Now there are many projections that satisfy the equal-area requirement, but we will also specify that we want a cylindrical projection. A cylindrical projection (discussed in footnote 3 of the previous post) guarantees that the lines of latitude on our map will be horizontal and the lines of longitude will be vertical. In other words our map will be rectangular. This is desirable because it is easy generate uniformly random points on a rectangle. We do as we have done before and pick two numbers uniformly at random from each axis to describe every point.

An entire family of cylindrical equal-area projections exist, and they are differentiated by what we'll call a stretch factor. Essentially this stretch factor chooses the width to height ratio of the map. To make the formulas simpler later, we will choose a stretch factor of 1.[1] This specific projection is known as the Lambert cylindrical projection. Figure 1 shows this projection along with the equirectangular projection and the globe. Notice that the Lambert projection adds north-south distortion to the map by compressing the map increasingly as we move toward the poles. This may seem counterproductive in terms of map design, and indeed it distorts the shapes of the countries even further when compared to the globe (look at Greenland). However this distortion is exactly the opposite of the east-west distortion introduced by the equirectangular projection. This results in an equal-area projection at the expense of shape. For our purposes this is fine as we only care about area, but mapmakers may choose other projections that maintain equal area while distorting shape in a way that is more preferable.

Figure 1: (a) Equirectangular projection; (b) Lambert equal-area cylindrical projection; (c) globe

Now we want to use the Lambert cylindrical projection choose uniform points on the sphere. Recall that for the equirectangular projection, we set our x-axis as the angle $\theta$ (longitude) and our y-axis as the angle $\phi$ (co-latitude[2]). For the Lambert projection we keep the x-axis as $\theta$, but now we use the cosine of $\phi$ for the y-axis.[3] Since the cosine will take values from $-1$ to $1$, we will now draw from that interval at random instead of from $0$ to $\pi$. Figure 2(a) shows our distribution of points using this scale. They appear uniform. If we convert our y-axis from $\cos\phi$ back to $\phi$ we get the distribution in Figure 2(b). We notice that the points thin out as we get closer to $\phi=0$ and $\phi=\pi$—the poles of the globe. This is a good sign as before we saw that our points on the sphere bunched up at the poles. If we plot the points in Figure 2(b) on the surface of the sphere, we get Figure 3. Unlike before our points now appear uniform. In fact, the top view and the front view are indistinguishable. This is what we would except as the sphere is symmetric with respect to rotations. We have solved the original problem.

Figure 2: (a) Uniform points in $\theta$ and $\cos\phi$; (b) Those same points in $\theta$ and $\phi$

Figure 3: Top view (left) and front view (right) of points uniformly distributed in $\theta$ and $\cos\phi$

Let’s say, however, that we didn’t have the benefit of referring to a catalog of map projections. How would we be able to solve the problem directly? Continue on to Part 3b for the solution using calculus.

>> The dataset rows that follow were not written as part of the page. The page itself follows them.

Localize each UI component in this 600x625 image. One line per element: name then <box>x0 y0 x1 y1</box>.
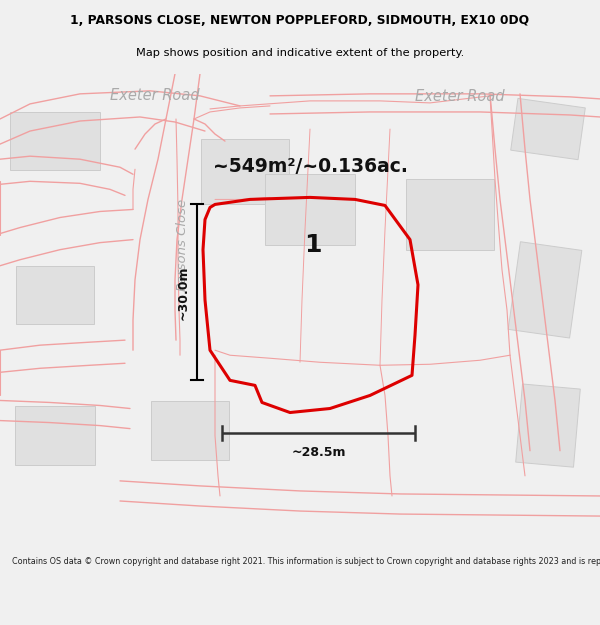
Text: Map shows position and indicative extent of the property.: Map shows position and indicative extent… <box>136 48 464 58</box>
Bar <box>508 242 582 338</box>
Text: Exeter Road: Exeter Road <box>415 89 505 104</box>
Bar <box>15 406 95 465</box>
Text: ~30.0m: ~30.0m <box>176 265 190 319</box>
Bar <box>201 139 289 204</box>
Text: Contains OS data © Crown copyright and database right 2021. This information is : Contains OS data © Crown copyright and d… <box>12 557 600 566</box>
Text: Parsons Close: Parsons Close <box>176 199 188 291</box>
Text: ~28.5m: ~28.5m <box>291 446 346 459</box>
Text: ~549m²/~0.136ac.: ~549m²/~0.136ac. <box>212 157 407 176</box>
Bar <box>516 384 580 468</box>
Text: 1: 1 <box>304 232 322 257</box>
Bar <box>265 174 355 244</box>
Bar <box>151 401 229 460</box>
Bar <box>511 98 585 159</box>
Bar <box>406 179 494 249</box>
Bar <box>10 112 100 170</box>
Text: 1, PARSONS CLOSE, NEWTON POPPLEFORD, SIDMOUTH, EX10 0DQ: 1, PARSONS CLOSE, NEWTON POPPLEFORD, SID… <box>70 14 530 27</box>
Text: Exeter Road: Exeter Road <box>110 88 200 103</box>
Bar <box>16 266 94 324</box>
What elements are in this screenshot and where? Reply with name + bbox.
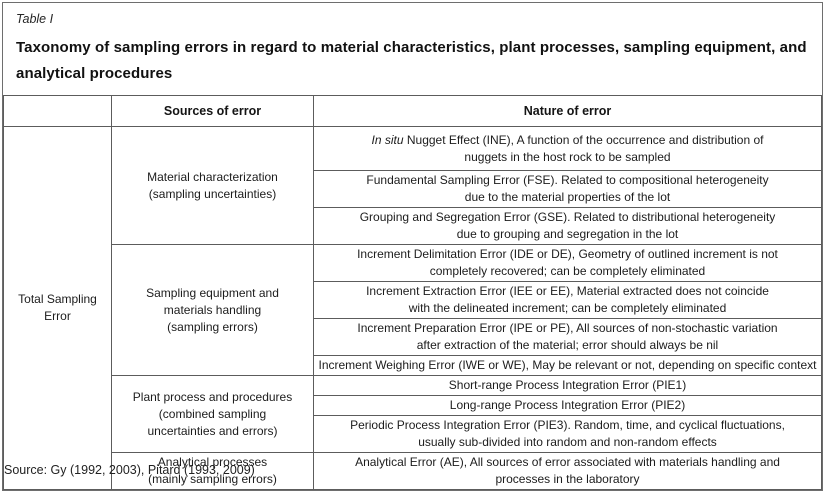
table-row: Increment Preparation Error (IPE or PE),…: [4, 318, 822, 356]
table-number-label: Table I: [16, 12, 54, 26]
table-row: Long-range Process Integration Error (PI…: [4, 395, 822, 416]
table-row: Increment Weighing Error (IWE or WE), Ma…: [4, 355, 822, 376]
table-row: Analytical processes (mainly sampling er…: [4, 452, 822, 490]
nature-iwe-cell: Increment Weighing Error (IWE or WE), Ma…: [313, 355, 822, 376]
nature-gse-cell: Grouping and Segregation Error (GSE). Re…: [313, 207, 822, 245]
table-row: Sampling equipment and materials handlin…: [4, 244, 822, 376]
table-row: Grouping and Segregation Error (GSE). Re…: [4, 207, 822, 245]
header-nature-of-error: Nature of error: [313, 95, 822, 127]
source-note: Source: Gy (1992, 2003), Pitard (1993, 2…: [4, 463, 255, 477]
table-row: Total Sampling Error Material characteri…: [3, 126, 822, 490]
nature-ine-text: Nugget Effect (INE), A function of the o…: [406, 132, 764, 164]
nature-pie2-cell: Long-range Process Integration Error (PI…: [313, 395, 822, 416]
nature-ae-cell: Analytical Error (AE), All sources of er…: [313, 452, 822, 490]
nature-pie3-cell: Periodic Process Integration Error (PIE3…: [313, 415, 822, 453]
nature-ine-cell: In situ Nugget Effect (INE), A function …: [313, 126, 822, 171]
nature-pie1-cell: Short-range Process Integration Error (P…: [313, 375, 822, 396]
table-caption: Table I Taxonomy of sampling errors in r…: [3, 3, 822, 92]
in-situ-italic: In situ: [371, 132, 404, 147]
nature-fse-cell: Fundamental Sampling Error (FSE). Relate…: [313, 170, 822, 208]
table-row: Fundamental Sampling Error (FSE). Relate…: [4, 170, 822, 208]
table-row: Plant process and procedures (combined s…: [4, 375, 822, 453]
table-row: Increment Extraction Error (IEE or EE), …: [4, 281, 822, 319]
header-sources-of-error: Sources of error: [111, 95, 314, 127]
table-header-row: Sources of error Nature of error: [3, 95, 822, 127]
total-sampling-error-cell: Total Sampling Error: [3, 126, 112, 490]
nature-ipe-cell: Increment Preparation Error (IPE or PE),…: [313, 318, 822, 356]
source-sampling-equipment-cell: Sampling equipment and materials handlin…: [111, 244, 314, 376]
header-empty-cell: [3, 95, 112, 127]
nature-ide-cell: Increment Delimitation Error (IDE or DE)…: [313, 244, 822, 282]
nature-iee-cell: Increment Extraction Error (IEE or EE), …: [313, 281, 822, 319]
table-title: Taxonomy of sampling errors in regard to…: [16, 39, 807, 82]
source-plant-process-cell: Plant process and procedures (combined s…: [111, 375, 314, 453]
source-material-characterization-cell: Material characterization (sampling unce…: [111, 126, 314, 245]
source-analytical-processes-cell: Analytical processes (mainly sampling er…: [111, 452, 314, 490]
sampling-errors-table: Sources of error Nature of error Total S…: [3, 95, 822, 490]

If you would prefer to skip the calculus, you can move directly to Part 4 that discusses an entirely different approach to the problem and its extension into higher dimensions.

1. [1] This results in a width to height ratio of $\pi$. A later note will explain why.
2. [2] Remember that $\phi$ is the inclination angle where 0° (0 radians) is the north pole. Latitude is the elevation angle where 0° is the equator. To convert from one to the other subtract the angle from 90° ($\pi/2$ radians). We will continue to use co-latitude as this is typically how spherical coordinates are defined.
3. [3] This explains why the resulting map has a width to height ratio of $\pi$. Along the x-axis we have the angles $0$ to $2\pi$ radians representing the 360° you can travel around the globe. On the y-axis, we used to have the angles $0$ to $\pi$ radians, but will now have the range from $-1$ to $1$ as $\cos 0=1$ and $\cos \pi = ?1$. The resulting width to height ratio is $2\pi/2=\pi$.